Wie alle Teilgebiete der Philosophie muss sich die Wissenschaftsethik jedoch bezüglich ihrer Ziele bescheiden geben. Die Philosophie produziert selbst kein positives Wissen über die Beschaffenheit der natürlichen und sozialen Welt, wie es die Natur- und Sozialwissenschaften tun (ebd.). Vielmehr zeigt sie uns die unterschiedlichen Aspekte der Dinge, d. h. die unterschiedlichen Sichtweisen auf die Welt, in der wir leben. Der berühmte Philosoph Bertrand Russell schreibt in seinem Buch Probleme der Philosophie (1912) diesbezüglich:

„Die Philosophie kann uns zwar nicht mit Sicherheit sagen, wie die richtigen Antworten auf die gestellten Fragen heißen, aber sie kann uns viele Möglichkeiten zu bedenken geben, die unser Blickfeld erweitern und uns von der Tyrannei des Gewohnten befreien. Sie vermindert unsere Gewissheiten darüber, was die Dinge sind, aber sie vermehrt unser Wissen darüber, was die Dinge sein könnten.“ (Russell, 1967, S. 138).

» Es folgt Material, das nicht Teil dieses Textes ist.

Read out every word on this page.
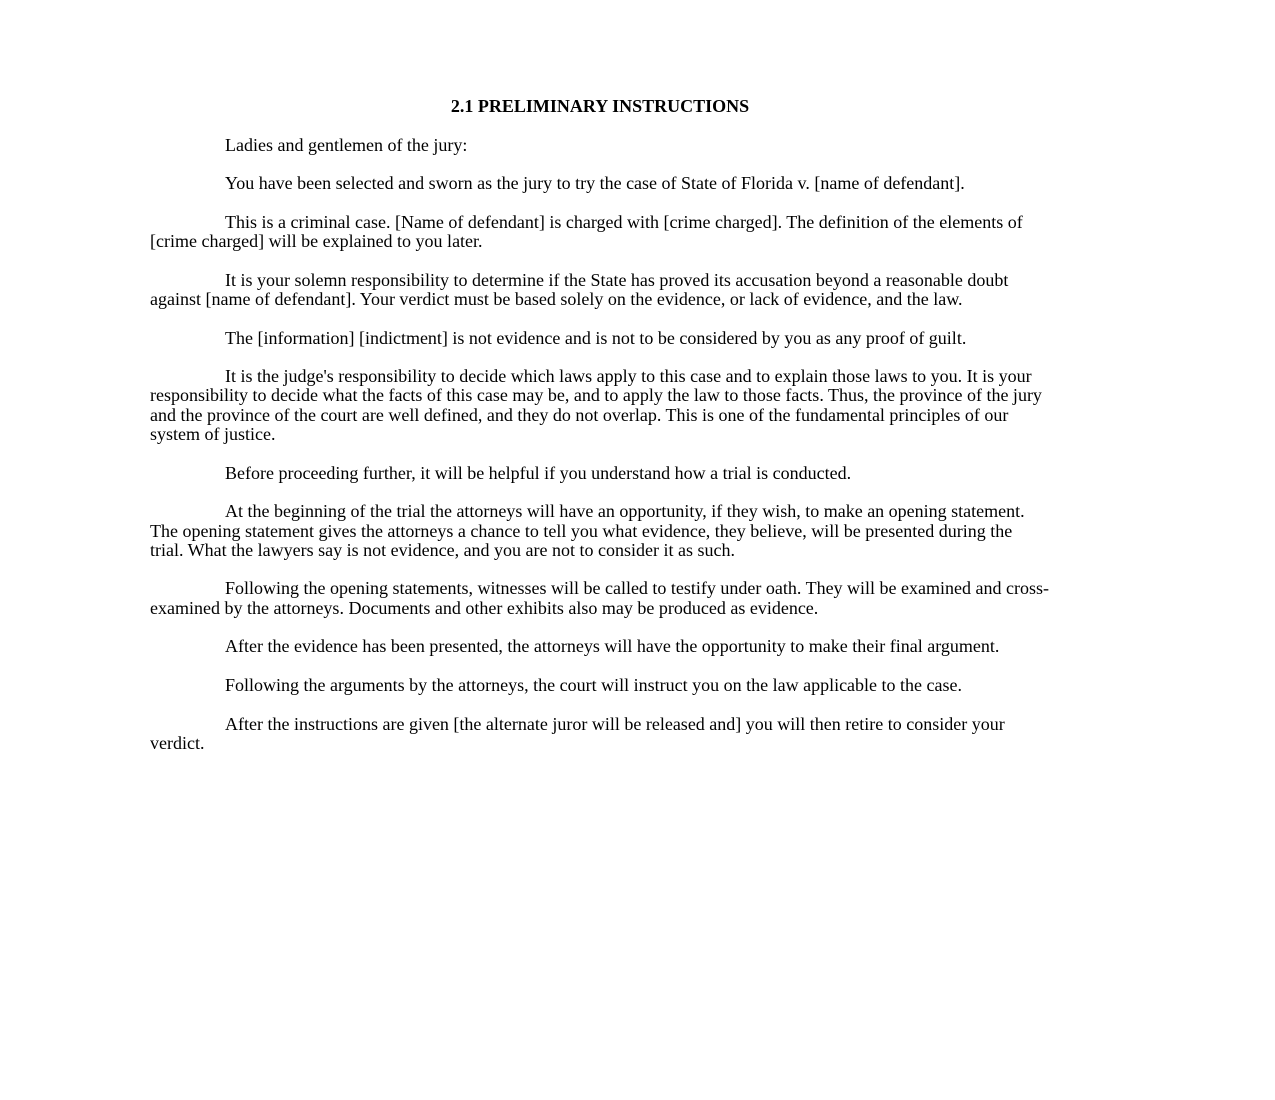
2.1 PRELIMINARY INSTRUCTIONS

Ladies and gentlemen of the jury:

You have been selected and sworn as the jury to try the case of State of Florida v. [name of defendant].

This is a criminal case. [Name of defendant] is charged with [crime charged]. The definition of the elements of [crime charged] will be explained to you later.

It is your solemn responsibility to determine if the State has proved its accusation beyond a reasonable doubt against [name of defendant]. Your verdict must be based solely on the evidence, or lack of evidence, and the law.

The [information] [indictment] is not evidence and is not to be considered by you as any proof of guilt.

It is the judge's responsibility to decide which laws apply to this case and to explain those laws to you. It is your responsibility to decide what the facts of this case may be, and to apply the law to those facts. Thus, the province of the jury and the province of the court are well defined, and they do not overlap. This is one of the fundamental principles of our system of justice.

Before proceeding further, it will be helpful if you understand how a trial is conducted.

At the beginning of the trial the attorneys will have an opportunity, if they wish, to make an opening statement. The opening statement gives the attorneys a chance to tell you what evidence, they believe, will be presented during the trial. What the lawyers say is not evidence, and you are not to consider it as such.

Following the opening statements, witnesses will be called to testify under oath. They will be examined and cross-examined by the attorneys. Documents and other exhibits also may be produced as evidence.

After the evidence has been presented, the attorneys will have the opportunity to make their final argument.

Following the arguments by the attorneys, the court will instruct you on the law applicable to the case.

After the instructions are given [the alternate juror will be released and] you will then retire to consider your verdict.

Mit anderen Worten: Die Philosophie bietet keine endgültigen Antworten auf die Fragen an, die sie stellt, sondern zeigt uns lediglich mögliche Antworten und Positionen und analysiert, was gute Argumente für bzw. gegen diese möglichen Antworten und Positionen sein könnten.

Gleiches gilt auch für die Wissenschaftsethik: Sie kann auf mögliche moralische Probleme bezüglich der Wissenschaften und ihre möglichen Ursachen hinweisen, unterschiedliche Sichtweisen auf solche Probleme vorschlagen und erörtern, was für bzw. gegen diese verschiedenen Sichtweisen gesagt werden könnte. Sie kann jedoch diese Probleme für die Wissenschaften nicht lösen. Hier sind die einzelnen Wissenschaftler selbst gefragt, wie auch die verschiedenen wissenschaftlichen Institutionen und die internationale wissenschaftliche Gemeinschaft als Ganzes. Wie im Verlauf dieses Buchs deutlich werden sollte, soll sich die Wissenschaft als (zumindest teilweise) autonomer Bereich selbst ihre Werte und Normen geben. Die Wissenschaftsethik kann den Wissenschaften lediglich als beratende Instanz zur Seite stehen – sie kann nicht für sie ihre Werte und Normen festsetzen.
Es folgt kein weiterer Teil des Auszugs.